Enrique Ballester
En diciembre de 2018 tuve la suerte de presentar un par de veces ‘Barraca y tangana’, mi primer recopilatorio de columnas futboleras, junto a Carlos y Miquel, que a su vez habían publicado ‘Odio el fútbol moderno’. La primera fue en la Casa València de Barcelona, donde Jacinto Elá también participaba. Explicó Jacinto que con 14 años lo nombraron mejor jugador del mundo. Yo con 14 años bastante tenía con no cagarme encima.
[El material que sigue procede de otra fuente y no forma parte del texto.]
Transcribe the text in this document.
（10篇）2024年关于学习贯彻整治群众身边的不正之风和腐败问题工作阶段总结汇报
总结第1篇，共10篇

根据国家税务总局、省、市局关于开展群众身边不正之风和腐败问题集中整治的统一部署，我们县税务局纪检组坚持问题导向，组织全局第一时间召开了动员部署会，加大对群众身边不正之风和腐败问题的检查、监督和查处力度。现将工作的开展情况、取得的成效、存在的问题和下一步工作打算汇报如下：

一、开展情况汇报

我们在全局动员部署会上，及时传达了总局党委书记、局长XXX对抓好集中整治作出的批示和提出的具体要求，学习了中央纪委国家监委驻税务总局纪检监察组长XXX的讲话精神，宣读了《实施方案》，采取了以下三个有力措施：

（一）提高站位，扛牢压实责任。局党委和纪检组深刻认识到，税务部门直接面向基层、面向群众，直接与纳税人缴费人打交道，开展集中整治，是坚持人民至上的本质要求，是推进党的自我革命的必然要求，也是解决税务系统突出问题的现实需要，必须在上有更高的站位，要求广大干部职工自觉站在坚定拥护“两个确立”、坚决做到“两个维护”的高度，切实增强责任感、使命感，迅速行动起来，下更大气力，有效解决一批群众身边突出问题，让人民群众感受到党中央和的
Yo con 14 años estaba a punto de fundar una peña del Club Deportivo Castellón, un equipo de esos con mejor pasado que presente, uno de esos que cruzaron en Primera el paso de los ochenta a los noventa, uno de esos con algún episodio histórico, glorioso y mitificado, uno de esos que luego quedaron a contrapié cuando llegó la ley Bosman, el dinero de la tele y los nuevos tiempos. Yo con 14 años lo flipaba también con lo que contaba el Don Balón de las ligas europeas, con la musicalidad de los nombres de fuera: Steve McManaman, Matthew Le Tissier, Robbie Fowler o el que fuera. Yo con 14 años tenía una cartulina en la pared de mi cuarto, donde cada noche antes de dormir tachaba con un rotulador los días que faltaban para el Mundial de Francia. Yo con 14 años no sabía en lo que me estaba convirtiendo, pero ahora lo veo. Yo con 14 años tenía todas las papeletas, quiero decir, para décadas después abrazar esa causa llamada Odio el fútbol moderno.
Que ahora pensemos eso, que lo de antes era mejor, solo quiere decir una cosa, advierto. Que nos hemos hecho viejos. Que lo que echamos de menos no es tanto aquel fútbol, sino lo que nosotros éramos. Echamos de menos ser jóvenes, ir al instituto, ser casi niños. Echamos de menos la ausencia de responsabilidades, las maratones de PC Fútbol, jugar en un equipo. Las primeras borracheras, los primeros viajes, los primeros besos. Echamos de menos tener un porvenir, poder pensar qué queremos ser de mayores. Echamos de menos todo lo que ya no volverá y lo vinculamos a nuestro fútbol y nuestro equipo. Es algo natural, es solamente eso y no pasa nada, ocurre desde que existe el ser humano y seguirá ocurriendo lo mismo en cualquier rincón del universo. Lo que yo pienso del fútbol de ahora es lo que pensaba mi padre del Mundial de Estados Unidos, y lo que pensará dentro de unas cuantas décadas mi hijo.
Lo que importa, considero, y más después de la larga travesía con mi equipo por el infrafútbol, es disfrutar del camino, con el botón de la activación del odio a mano. No es tanto cambiar el fútbol como que el fútbol no nos cambie a nosotros primero. El odio puede ser bonito, bien canalizado, para el presente y el pasado. Porque todo lo que podemos y debemos odiar del fútbol moderno, que no es poco, no debería conllevar un blanqueo del pasado. Odiemos también el fútbol antiguo. Odiemos aquel machismo, aquella violencia, aquel racismo. Odiemos los presidentes caciques. Odiemos el dopaje, los sobornos y los amaños. Odiemos el fútbol sin olvidar lo bien que lo pasamos. Odiemos este momento sabiendo que un día también lo echaremos de menos.